In 2019, BTS sold 6.21 million albums, while SEVENTEEN, the next most popular group under Big Hit, sold 1.45 million. In 2020, BTS sold 4.26 million copies of Map of the Soul: 7, while SEVENTEEN sold 1.2 million copies of their seventh mini album. It comes as no surprise, then, that BTS accounted for 87.7 percent of Big Hit’s revenue for the first half of 2020, and 97.4 percent of Big Hit’s 2019 revenue.
According to a September regulatory filing, the seven members of popular boy band BTS received 478,695 shares in the company in August 2020 “to strengthen long-term partnership with major artists and boost morale”; indeed, now that the members of BTS are shareholders, Big Hit has essentially eliminated any uncertainty regarding future contract negotiations with the group. With the IPO, BTS has earned $15.4 million. In the music industry, this is actually a rarity -- never have industry giants like Universal, Sony, or Warner given stocks to their artists. This transfer of equity is almost exclusively reserved for the likes of early startups, like Kobalt or Elektra, and it could very well change the industry paradigm.
A looming issue for the group, however, is South Korea’s mandatory 18-month military service for men: the oldest member of the group (at 27 years old) must report for duty by the end of next year, and none of the other members have completed their military service, either. Some have speculated that Big Hit will “either set up units with the remaining members or pursue solo acts while they serve in the military.” Others are confident in the fan base: collaborations with LINE FRIENDS, Samsung, Hyundai, and Starbucks, for example, have already generated enormous economic value for the company.

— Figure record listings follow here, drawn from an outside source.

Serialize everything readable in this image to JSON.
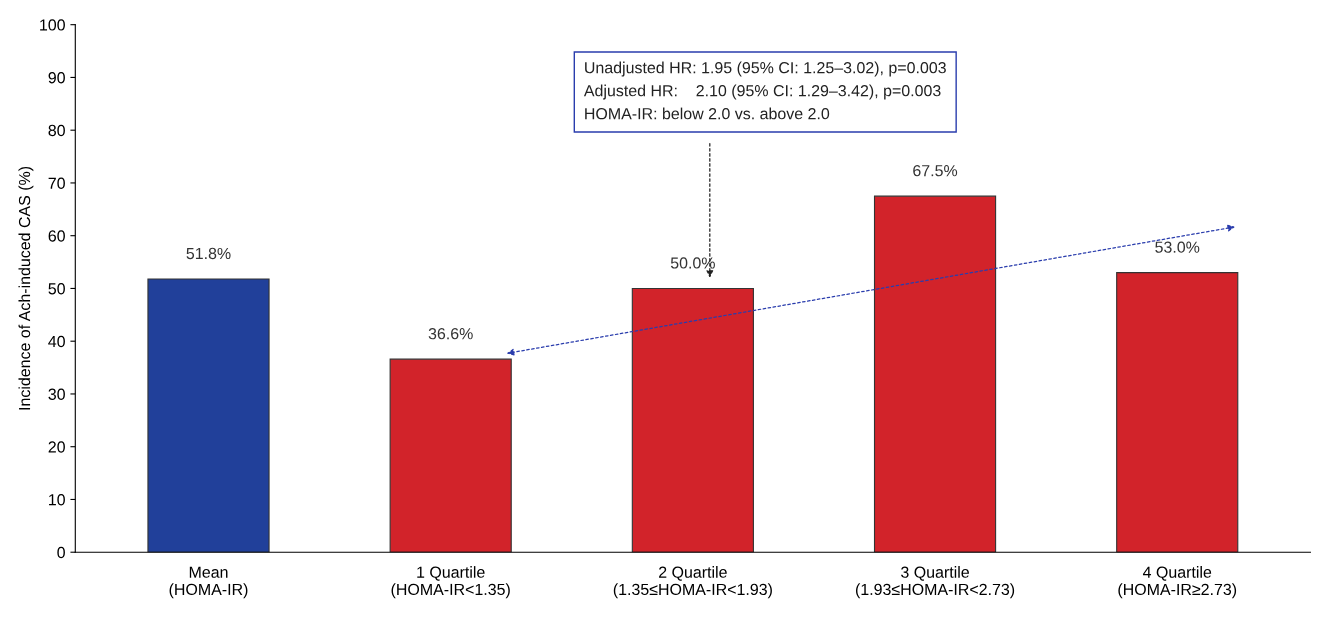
{
  "chart_data": {
    "type": "bar",
    "ylabel": "Incidence of Ach-induced CAS (%)",
    "categories": [
      "Mean\n(HOMA-IR)",
      "1 Quartile\n(HOMA-IR<1.35)",
      "2 Quartile\n(1.35≤HOMA-IR<1.93)",
      "3 Quartile\n(1.93≤HOMA-IR<2.73)",
      "4 Quartile\n(HOMA-IR≥2.73)"
    ],
    "values": [
      51.8,
      36.6,
      50.0,
      67.5,
      53.0
    ],
    "colors": [
      "#21409a",
      "#d2232a",
      "#d2232a",
      "#d2232a",
      "#d2232a"
    ],
    "value_labels": [
      "51.8%",
      "36.6%",
      "50.0%",
      "67.5%",
      "53.0%"
    ],
    "ylim": [
      0,
      100
    ],
    "yticks": [
      0,
      10,
      20,
      30,
      40,
      50,
      60,
      70,
      80,
      90,
      100
    ],
    "grid": false,
    "legend": false,
    "annotations": [
      "Unadjusted HR: 1.95 (95% CI: 1.25–3.02), p=0.003\nAdjusted HR:    2.10 (95% CI: 1.29–3.42), p=0.003\nHOMA-IR: below 2.0 vs. above 2.0"
    ]
  }
}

Presumably to reduce their dependence on BTS, Big Hit has been working steadily to vertically integrate the most profitable services, like online concert platforms. They have recently hired 100 IT personnel from companies like Naver and Kakao, and they have recruited IT veterans to the executive level. They are still recruiting in fields such as app development and management and game development. Already, they have been quite successful with their “Weverse” e-commerce and social media platform, which has allowed Big Hit to expand beyond music management. Sales of digital content have already more than made up for BTS’s cancelled sold-out world tour through the 22 billion won raised from ticket sales for Big Hit’s self-produced concert in June 2020.